You also can't generally isolate psykers from the influence of the Warp and still have them be psykers, since that connection to the Warp is what makes them psykers. Putting them in a state of sensory deprivation just tunes out everything except the corrupting influences.
Then just mass produce them with IVF, and intervene in the gestation. If they can reliably have psyker babies, then IVF would work too.
They can't. That's why the Black Ships are a thing.
Heh I was going to suggest that the only way to reliably acquire psykers would be to devote entire planets to reproduction and screening. And then most of that "product" would only really be useful as fodder for some incorruptible psyker somewhere
As for chaos infection in general, my understanding is that it can creep in anywhere, but it requires substantial local corruption for daemons to really start manifesting stuff. Hence cults form, worship in secret, eventually manage to pull some lesser daemon through, things potentially snowball from there.

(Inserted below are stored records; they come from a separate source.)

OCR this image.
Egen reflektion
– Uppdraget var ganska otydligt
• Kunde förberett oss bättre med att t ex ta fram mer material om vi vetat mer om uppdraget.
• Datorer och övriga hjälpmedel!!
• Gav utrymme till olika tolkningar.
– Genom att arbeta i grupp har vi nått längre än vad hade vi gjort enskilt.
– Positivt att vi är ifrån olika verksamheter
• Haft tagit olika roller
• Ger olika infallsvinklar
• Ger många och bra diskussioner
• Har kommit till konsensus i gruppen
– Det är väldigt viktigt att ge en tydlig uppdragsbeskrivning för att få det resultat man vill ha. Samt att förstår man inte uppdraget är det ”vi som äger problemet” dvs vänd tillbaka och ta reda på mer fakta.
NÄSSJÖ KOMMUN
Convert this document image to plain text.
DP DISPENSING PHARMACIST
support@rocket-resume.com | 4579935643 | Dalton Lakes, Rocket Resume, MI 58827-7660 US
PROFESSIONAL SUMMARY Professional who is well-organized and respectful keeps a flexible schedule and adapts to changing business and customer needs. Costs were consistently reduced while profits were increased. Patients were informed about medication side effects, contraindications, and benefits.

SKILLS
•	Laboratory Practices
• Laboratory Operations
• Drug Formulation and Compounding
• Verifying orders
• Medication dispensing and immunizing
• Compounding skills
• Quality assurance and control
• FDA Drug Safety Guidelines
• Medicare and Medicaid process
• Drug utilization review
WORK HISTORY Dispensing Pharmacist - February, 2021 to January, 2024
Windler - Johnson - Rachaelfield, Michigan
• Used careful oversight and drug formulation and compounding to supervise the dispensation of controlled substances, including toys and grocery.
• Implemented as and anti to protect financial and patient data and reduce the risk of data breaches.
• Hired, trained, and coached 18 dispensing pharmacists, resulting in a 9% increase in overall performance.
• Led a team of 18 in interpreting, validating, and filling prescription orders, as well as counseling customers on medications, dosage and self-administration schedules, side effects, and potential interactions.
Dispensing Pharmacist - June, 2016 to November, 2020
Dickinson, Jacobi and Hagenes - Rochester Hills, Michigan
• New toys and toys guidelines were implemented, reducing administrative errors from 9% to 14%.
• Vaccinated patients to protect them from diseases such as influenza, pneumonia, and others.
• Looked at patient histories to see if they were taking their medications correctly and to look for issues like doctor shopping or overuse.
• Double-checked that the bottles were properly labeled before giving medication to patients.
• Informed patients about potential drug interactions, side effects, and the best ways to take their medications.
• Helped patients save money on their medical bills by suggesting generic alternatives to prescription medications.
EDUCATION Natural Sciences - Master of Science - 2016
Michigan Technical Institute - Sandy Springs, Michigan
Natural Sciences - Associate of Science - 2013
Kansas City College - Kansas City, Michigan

Machine spirits and their potential for corruption are definitely interesting to think about though. The Imperium's reliance on Geiger-esque biomechanical control systems (brain in jars) rather than Abominable Intelligence seems to explain why chaos can get in. Which makes me wonder if it CAN get into pure AI systems. I have little basis for this, but here's what I like to believe: The Men of Iron incident was unrelated to Chaos, more a Skynet situation. An AI singularity which, for one of countless reasons, became hostile to humankind. It could easily have been another Necron computer virus, particularly with that C'tan on Mars, but I prefer to think we just created something unique that got away from us (and was repulsed by us, or us by it).
End result: An outright ban on inorganic AI, and resounding technophobia (whatever happened, the incident was *devastating* for humanity). If I'm right, a daemon would have an easier time possessing a bed than a pure AI. Sure belief-magic would give it a soul, but it would be a soul/expectation of cold logic. Hence resistant to emotional manipulation. I suppose Tzeentch's line would have the easiest time understanding and working with such a thing...
But in any case it wouldn't matter, because true AI is inherently malicious to Humanity in this setting. Just one of the defining aspects, it'd be pointless to question it.